Christopher Benson-Manica wrote:
Quote:
In a thread from substantially earlier this week,
>
Harald van D?k <truedfx@gmail.comwrote:
>
Quote:
>getchar does not work with plain chars, it works with unsigned chars. 163
>fits just fine in an unsigned char, so getchar is allowed to return 163.
>
Being rather pendantic, I decided to try to verify whether this was
true. I would appreciate knowing whether my reading of the Standard
is correct.
>
7.19.7.1 (as we all know) states that fgetc() (and thus its friends)
"obtains [a] character as an unsigned char converted to an int".
There is nothing in the Standard (that I was able to find) which
states that sizeof(int) may not be 1, so it occurred to me to ask, "Is
163 always representable as a signed int if sizeof(int) is 1?"
5.2.4.2.1 states that INT_MAX may not be less than 32767, so the
answer to that question appears to be "yes".
Right.
Quote:
On the other hand, I do not see anything in 5.2.4.2.1 which requires
that UCHAR_MAX not be greater than INT_MAX - which indeed it must be,
if sizeof(int) == 1, correct?
Correct. signed int has at least INT_MAX - INT_MIN + 1 distinct
representations, and if sizeof(int) == 1, that means unsigned char must be
capable of storing at least that many values. However, it is allowed to be
capable of storing even more.
Quote:
In such a case, fgetc() may return
UCHAR_MAX (right?), and so either fgetc() must work behind-the-scenes
magic to return a signed integer representing UCHAR_MAX, or invoke UB
by overflowing the signed type int. Both of these alternatives seem
ridiculous to me, so what am I missing?
The behaviour is not undefined for integer conversions of out-of-range
values, not even for the signed types. Either the result is
implementation-defined, or an implementation-defined signal is raised, see
6.3.1.3p3. The result is the same: fgetc need not or cannot be meaningful.

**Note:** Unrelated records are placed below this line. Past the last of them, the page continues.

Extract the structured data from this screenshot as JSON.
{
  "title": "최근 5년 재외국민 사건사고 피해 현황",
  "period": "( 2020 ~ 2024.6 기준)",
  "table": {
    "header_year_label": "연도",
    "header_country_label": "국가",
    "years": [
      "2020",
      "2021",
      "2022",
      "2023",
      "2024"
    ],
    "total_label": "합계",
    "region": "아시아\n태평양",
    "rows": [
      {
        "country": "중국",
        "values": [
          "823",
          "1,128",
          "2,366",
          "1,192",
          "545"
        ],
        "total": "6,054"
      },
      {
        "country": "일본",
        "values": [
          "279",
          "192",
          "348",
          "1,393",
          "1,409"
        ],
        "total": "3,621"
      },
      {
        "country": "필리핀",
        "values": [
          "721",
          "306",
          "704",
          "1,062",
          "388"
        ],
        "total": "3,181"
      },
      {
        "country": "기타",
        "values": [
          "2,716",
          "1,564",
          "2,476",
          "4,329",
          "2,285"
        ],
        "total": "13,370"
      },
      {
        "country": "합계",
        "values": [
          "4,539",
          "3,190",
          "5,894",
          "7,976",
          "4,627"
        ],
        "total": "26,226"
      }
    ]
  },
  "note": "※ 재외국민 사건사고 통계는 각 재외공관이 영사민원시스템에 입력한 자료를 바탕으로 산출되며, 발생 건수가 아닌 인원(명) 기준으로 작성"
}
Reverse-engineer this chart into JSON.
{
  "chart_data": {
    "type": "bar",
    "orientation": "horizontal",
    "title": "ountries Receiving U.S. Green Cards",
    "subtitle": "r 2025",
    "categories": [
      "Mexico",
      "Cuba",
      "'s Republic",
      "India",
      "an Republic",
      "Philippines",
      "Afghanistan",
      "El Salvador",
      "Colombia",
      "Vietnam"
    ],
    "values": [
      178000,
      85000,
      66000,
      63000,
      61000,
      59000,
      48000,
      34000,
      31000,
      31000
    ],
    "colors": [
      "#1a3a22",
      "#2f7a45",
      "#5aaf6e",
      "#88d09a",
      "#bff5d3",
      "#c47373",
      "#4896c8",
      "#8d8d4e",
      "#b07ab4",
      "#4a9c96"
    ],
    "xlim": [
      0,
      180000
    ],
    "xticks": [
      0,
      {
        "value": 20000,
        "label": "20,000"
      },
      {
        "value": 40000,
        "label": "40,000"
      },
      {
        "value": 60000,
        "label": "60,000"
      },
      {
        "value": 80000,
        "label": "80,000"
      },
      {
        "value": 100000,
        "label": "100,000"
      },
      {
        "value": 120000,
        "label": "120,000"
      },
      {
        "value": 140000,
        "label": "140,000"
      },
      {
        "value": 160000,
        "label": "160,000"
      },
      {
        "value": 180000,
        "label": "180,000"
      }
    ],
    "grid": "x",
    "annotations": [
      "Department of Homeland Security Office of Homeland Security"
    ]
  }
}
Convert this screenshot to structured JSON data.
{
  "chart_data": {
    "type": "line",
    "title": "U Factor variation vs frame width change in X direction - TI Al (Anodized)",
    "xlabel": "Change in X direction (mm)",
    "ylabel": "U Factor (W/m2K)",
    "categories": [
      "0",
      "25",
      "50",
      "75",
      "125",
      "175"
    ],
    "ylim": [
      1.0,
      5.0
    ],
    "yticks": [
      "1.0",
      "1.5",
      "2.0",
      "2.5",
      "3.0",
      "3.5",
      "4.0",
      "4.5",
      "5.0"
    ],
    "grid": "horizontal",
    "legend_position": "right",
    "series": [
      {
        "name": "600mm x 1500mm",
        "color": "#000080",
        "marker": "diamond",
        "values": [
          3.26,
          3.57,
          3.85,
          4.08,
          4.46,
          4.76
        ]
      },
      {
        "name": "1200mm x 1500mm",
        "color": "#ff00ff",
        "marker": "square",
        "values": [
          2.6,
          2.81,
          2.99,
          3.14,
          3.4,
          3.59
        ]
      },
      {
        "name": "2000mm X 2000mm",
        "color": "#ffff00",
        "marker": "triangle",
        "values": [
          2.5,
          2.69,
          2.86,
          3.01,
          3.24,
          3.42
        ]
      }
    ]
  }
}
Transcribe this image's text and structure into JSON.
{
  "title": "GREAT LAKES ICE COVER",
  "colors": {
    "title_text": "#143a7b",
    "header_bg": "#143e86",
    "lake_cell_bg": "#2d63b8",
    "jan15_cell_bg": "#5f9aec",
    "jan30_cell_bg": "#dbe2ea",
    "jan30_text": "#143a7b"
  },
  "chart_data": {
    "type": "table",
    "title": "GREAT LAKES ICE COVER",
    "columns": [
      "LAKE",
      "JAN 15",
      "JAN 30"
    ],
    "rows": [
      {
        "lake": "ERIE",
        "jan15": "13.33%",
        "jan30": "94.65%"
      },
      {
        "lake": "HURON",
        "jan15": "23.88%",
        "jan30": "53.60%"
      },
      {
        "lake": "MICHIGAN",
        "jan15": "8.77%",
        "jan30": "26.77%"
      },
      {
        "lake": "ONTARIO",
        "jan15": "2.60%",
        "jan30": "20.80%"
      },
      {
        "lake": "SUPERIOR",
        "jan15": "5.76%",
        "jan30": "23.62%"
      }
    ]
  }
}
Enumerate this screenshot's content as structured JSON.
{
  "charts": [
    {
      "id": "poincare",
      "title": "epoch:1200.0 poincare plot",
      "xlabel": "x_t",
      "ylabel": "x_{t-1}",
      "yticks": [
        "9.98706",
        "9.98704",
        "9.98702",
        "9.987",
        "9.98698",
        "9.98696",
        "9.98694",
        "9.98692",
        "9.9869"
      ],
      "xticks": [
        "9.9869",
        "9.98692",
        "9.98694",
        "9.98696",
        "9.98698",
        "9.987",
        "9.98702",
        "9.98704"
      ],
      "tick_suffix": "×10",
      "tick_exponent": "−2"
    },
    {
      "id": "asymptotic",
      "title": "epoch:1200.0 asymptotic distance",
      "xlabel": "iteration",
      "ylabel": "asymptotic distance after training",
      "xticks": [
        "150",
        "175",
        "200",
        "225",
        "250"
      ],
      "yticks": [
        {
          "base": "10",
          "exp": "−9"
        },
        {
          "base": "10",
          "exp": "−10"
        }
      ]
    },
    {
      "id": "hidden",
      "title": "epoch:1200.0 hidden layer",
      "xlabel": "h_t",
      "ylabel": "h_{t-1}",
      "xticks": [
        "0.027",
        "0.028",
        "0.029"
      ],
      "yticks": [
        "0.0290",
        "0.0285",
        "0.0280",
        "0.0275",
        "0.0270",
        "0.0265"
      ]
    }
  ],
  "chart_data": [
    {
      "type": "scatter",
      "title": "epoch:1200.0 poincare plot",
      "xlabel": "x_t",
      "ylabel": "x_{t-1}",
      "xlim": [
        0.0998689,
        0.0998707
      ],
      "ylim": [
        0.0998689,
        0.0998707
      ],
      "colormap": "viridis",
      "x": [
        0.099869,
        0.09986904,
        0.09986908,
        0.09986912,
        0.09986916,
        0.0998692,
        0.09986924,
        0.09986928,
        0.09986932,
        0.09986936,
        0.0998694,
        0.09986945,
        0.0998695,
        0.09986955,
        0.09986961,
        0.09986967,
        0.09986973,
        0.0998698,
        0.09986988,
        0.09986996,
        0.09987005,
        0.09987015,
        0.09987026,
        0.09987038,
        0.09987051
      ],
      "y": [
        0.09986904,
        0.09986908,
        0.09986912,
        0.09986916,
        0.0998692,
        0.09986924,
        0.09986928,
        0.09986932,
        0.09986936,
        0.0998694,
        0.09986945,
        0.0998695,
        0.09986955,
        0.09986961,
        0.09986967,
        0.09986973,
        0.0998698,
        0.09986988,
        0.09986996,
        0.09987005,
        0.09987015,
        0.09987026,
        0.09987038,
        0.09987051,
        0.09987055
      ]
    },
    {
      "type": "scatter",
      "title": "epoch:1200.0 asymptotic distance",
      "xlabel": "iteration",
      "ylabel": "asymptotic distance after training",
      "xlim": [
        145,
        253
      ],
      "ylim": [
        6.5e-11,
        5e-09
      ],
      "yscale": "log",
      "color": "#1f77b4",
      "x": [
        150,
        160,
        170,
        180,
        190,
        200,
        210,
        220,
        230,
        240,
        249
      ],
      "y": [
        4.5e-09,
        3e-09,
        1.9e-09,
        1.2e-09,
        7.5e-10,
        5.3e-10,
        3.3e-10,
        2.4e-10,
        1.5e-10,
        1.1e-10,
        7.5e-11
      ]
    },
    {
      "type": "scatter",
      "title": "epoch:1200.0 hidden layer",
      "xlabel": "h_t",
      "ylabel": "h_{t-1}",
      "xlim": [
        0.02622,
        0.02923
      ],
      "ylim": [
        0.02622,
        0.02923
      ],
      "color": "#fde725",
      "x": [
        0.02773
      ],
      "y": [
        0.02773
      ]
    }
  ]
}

However, 7.19.2p3 states that
"A binary stream is an ordered sequence of characters that can transparently
record internal data. Data read in from a binary stream shall compare equal
to the data that were earlier written out to that stream, under the same
implementation. Such a stream may, however, have an implementation-defined
number of null characters appended to the end of the stream."
This requirement cannot be met by an implementation where the conversion of
out-of-range values results in a signal, or where the conversion of
out-of-range values cannot be reverted. So by my reading, only freestanding
implementations that do not provide the standard I/O functions at all are
allowed to define unsigned char and int in such ways.